A Visual Analytics system for exploring Roman history.
Analyzing demographic information from social media data.
Extracting event information from social media data.
Here is a list of selected research projects.
Learning and gaining knowledge of Roman history is an area of interest for students and citizens at large. This is an example of a subject with great sweep (with many interrelated sub-topics over, in this case, a 3,000 year history) that is hard to grasp by any individual and, in its full detail, is not available as a coherent story. In this project, we developed a visual analytics approach to construct a data driven view of Roman history based on a large collection of Wikipedia articles. Extracting and enabling the discovery of useful knowledge on events, places, times, and their connections from large amounts of textual data has always been a challenging task. To this aim, we introduce VAiRoma, a visual analytics system that couples state-of-the-art text analysis methods with an intuitive visual interface to help users make sense of events, places, times, and more importantly, the relationships between them. VAiRoma goes beyond textual content exploration, as it permits users to compare, make connections, and externalize the findings all within the visual interface. As a result, VAiRoma allows users to learn and create new knowledge regarding Roman history in an informed way.

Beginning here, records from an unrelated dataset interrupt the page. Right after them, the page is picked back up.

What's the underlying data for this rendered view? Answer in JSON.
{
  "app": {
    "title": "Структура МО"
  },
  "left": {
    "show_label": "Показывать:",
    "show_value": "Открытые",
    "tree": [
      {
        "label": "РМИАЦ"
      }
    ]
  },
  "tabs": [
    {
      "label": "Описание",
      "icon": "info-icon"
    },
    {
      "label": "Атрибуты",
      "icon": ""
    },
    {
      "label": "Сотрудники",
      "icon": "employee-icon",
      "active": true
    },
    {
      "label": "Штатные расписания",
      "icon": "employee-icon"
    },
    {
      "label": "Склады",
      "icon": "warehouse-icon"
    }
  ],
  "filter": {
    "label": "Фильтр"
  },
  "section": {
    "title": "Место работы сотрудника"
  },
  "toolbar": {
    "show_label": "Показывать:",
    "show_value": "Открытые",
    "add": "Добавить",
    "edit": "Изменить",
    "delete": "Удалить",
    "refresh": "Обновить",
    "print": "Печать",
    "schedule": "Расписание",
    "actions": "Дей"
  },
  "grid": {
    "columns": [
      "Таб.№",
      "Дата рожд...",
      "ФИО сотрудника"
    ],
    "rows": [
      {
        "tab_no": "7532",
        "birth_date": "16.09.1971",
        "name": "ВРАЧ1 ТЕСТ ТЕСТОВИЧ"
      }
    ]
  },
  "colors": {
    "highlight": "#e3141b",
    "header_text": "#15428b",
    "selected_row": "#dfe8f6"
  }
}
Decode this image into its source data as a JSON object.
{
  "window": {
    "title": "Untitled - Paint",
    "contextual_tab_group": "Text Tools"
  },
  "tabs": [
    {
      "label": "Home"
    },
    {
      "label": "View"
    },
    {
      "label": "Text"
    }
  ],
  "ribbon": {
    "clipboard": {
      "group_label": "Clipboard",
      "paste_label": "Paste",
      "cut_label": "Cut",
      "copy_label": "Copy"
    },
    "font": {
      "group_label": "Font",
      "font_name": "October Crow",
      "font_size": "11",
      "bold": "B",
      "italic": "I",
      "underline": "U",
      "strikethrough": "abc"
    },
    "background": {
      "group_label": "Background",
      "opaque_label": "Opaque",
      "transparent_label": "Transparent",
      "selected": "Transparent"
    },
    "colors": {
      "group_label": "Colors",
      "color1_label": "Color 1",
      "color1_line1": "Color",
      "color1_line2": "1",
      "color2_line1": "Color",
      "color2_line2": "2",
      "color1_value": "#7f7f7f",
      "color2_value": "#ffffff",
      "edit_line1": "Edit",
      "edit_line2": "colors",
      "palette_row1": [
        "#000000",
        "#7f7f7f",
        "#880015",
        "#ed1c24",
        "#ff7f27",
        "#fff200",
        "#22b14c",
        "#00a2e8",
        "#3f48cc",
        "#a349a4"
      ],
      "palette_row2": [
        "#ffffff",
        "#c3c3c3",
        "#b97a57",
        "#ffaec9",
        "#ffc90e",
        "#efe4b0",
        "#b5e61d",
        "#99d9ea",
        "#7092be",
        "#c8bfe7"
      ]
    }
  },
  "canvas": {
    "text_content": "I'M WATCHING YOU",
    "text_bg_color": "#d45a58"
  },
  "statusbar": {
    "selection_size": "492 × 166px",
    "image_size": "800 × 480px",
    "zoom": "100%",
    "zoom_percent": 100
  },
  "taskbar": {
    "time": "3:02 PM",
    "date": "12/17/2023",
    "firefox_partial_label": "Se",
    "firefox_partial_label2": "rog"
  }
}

In this project, we developed a novel visual text analytics system, DemographicVis, to aid interactive analysis of such demographic information based on user-generated content. Our approach connects categorical data (demographic information) with textual data, allowing users to understand the characteristics of different demographic groups in a transparent and exploratory manner. The modeling and visualization are based on ground truth demographic information collected via a survey conducted on Reddit.com. Detailed user information is taken into our modeling process that connects the demographic groups with features that best describe the distinguishing characteristics of each group. Features including topical and linguistic are generated from the user-generated con- tents. Such features are then analyzed and ranked based on their ability to predict the users’ demographic information. To enable interactive demographic analysis, we introduce a web-based visual interface that presents the relationship of the demographic groups, their topic interests, as well as the predictive power of various features.
Analyzing large textual collections has become increasingly challenging given the size of the data available and the rate that more data is being generated. Topic-based text summarization methods coupled with interactive visualizations have presented promising approaches to address the challenge of analyzing large text corpora. As the text corpora and vocabulary grow larger, more topics need to be generated in order to capture the meaningful latent themes and nuances in the corpora. However, it is difficult for most of current topic-based visualizations to represent large number of topics without being cluttered or illegible. To facilitate the representation and navigation of a large number of topics, we developed a visual analytics system - HierarchicalTopic (HT). HT integrates a computational algorithm, Topic Rose Tree, with an interactive visual interface. The Topic Rose Tree constructs a topic hierarchy based on a list of topics. The interactive visual interface is designed to present the topic content as well as temporal evolution of topics in a hierarchical fashion. User interactions are provided for users to make changes to the topic hierarchy based on their mental model of the topic space.